July 2022 - PingOne - PingOne Cloud Platform

If you are using Microsoft Active Directory as your LDAP user store, you can now use Kerberos for authentication. PingOne will authenticate users against the Active Directory user store using the Kerberos authentication protocol. Microsoft Active Directory is the only directory that currently supports Kerberos for authentication. For more information, see Kerberos authentication.

PingOne now supports Slack for outbound provisioning. You can synchronize PingOne identities to Slack using the PingOne provisioning connector. For more information, see Provisioning.

PingOne now supports Zoom for outbound provisioning. You can synchronize PingOne identities to Zoom using the PingOne provisioning connector. For more information, see Provisioning.

• When defining a sign-on policy in PingOne, MFA steps are added now by referencing an existing MFA policy rather than having to define the specific authentication methods that are allowed.
• On the MFA Policies page, there is no longer an environment MFA policy and a separate list of API MFA policies. All MFA policies defined can be used both as part of a sign-on policy or in an application that uses the MFA API. Any of the defined policies can be specified to serve as the default MFA policy.
• Modifications have been made to the MFA API to reflect these changes. For details, see Sign-On Policy Actions in the API documentation.

Organizations using the Essentials license are no longer able to create new MFA policies or create new MFA actions in authentication (sign-on) policies. This applies both to the PingOne UI and the MFA API.

Authentication policies with existing MFA actions can still be used, as can existing MFA policies. However, new settings cannot be added to existing policies.
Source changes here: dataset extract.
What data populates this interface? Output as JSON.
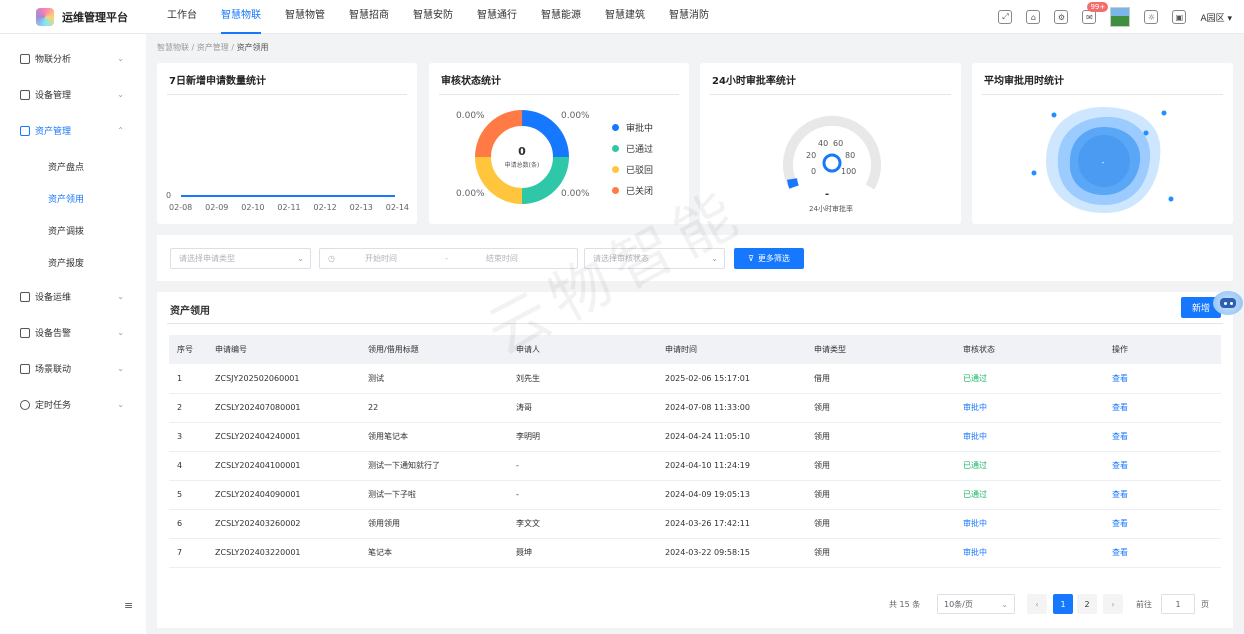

For organizations that prefer to maintain their own user device information, it is now possible to use the MFA API to initiate authentication while providing the information necessary for contacting the user. For details, see MFA Device Authentications in the API documentation.

Using flows designed with PingOne DaVinci or the PingOne MFA API, it is now possible to create passwordless authentication flows that require only FIDO2 authentication with no need for the user to provide their username (on devices that support FIDO2 authentication via security keys or biometrics). For more information, see MFA Device Authentications in the PingOne API documentation.

PingOne Fraud has been improved with the following features to enable administrators to mitigate attacks faster and make smarter decisions related to fraud:

Improved BOT detection

PingOne Fraud can now detect a wider range of bots, and faster than before.

Detection of a wider range of suspicious devices

PingOne Fraud is now able to detect a wider range of device frameworks and device attributes that are commonly associated with fraudulent usage intent. This data is visible in the PingOne Fraud console cluster analysis window, which enables admins to evaluate and analyze before activation and post-activation.

New account fraud detection capabilities added

PingOne Fraud can now detect fraudulent attacks that occur when setting up new accounts, such as bulk account creation, credit card testing, and coupon abuse.

Improved cluster management

PingOne Fraud cluster management now enables to track cluster’s performance over time, provide feedback in the form of labels to improve detection, and evaluate the precision of a cluster. You can leverage this toolset when evaluating a specific cluster, and deciding either to make it available for detection. You can then set the cluster execution state to either:

• Operational: The cluster detection logic is used for real-time risk based decisioning.
• Silent: The cluster detection logic is executed for evaluation purposes only.

Analytics improvements

PingOne Fraud analytics is improved, to provide greater visibility of fraud events. You can now view device analytics, and user analytics to help you assess both device and user association with fraudulent events. You can also view Fraud Analytics, to learn more about fraudulent trends detected in your application, and use this information to plan strategies to mitigate attacks faster and make informed decisions to reduce fraudulent events.

Fraud Console UI improvements

PingOne Fraud PingOne Fraud PingFederate console is enhanced to provide the following functionalities:

• The ability to view active sessions.
• An Updated UI that matches the look and feel of other PingOne products.
• Fraud dashboards features are now documented in the PingOne Cloud Platform documentation.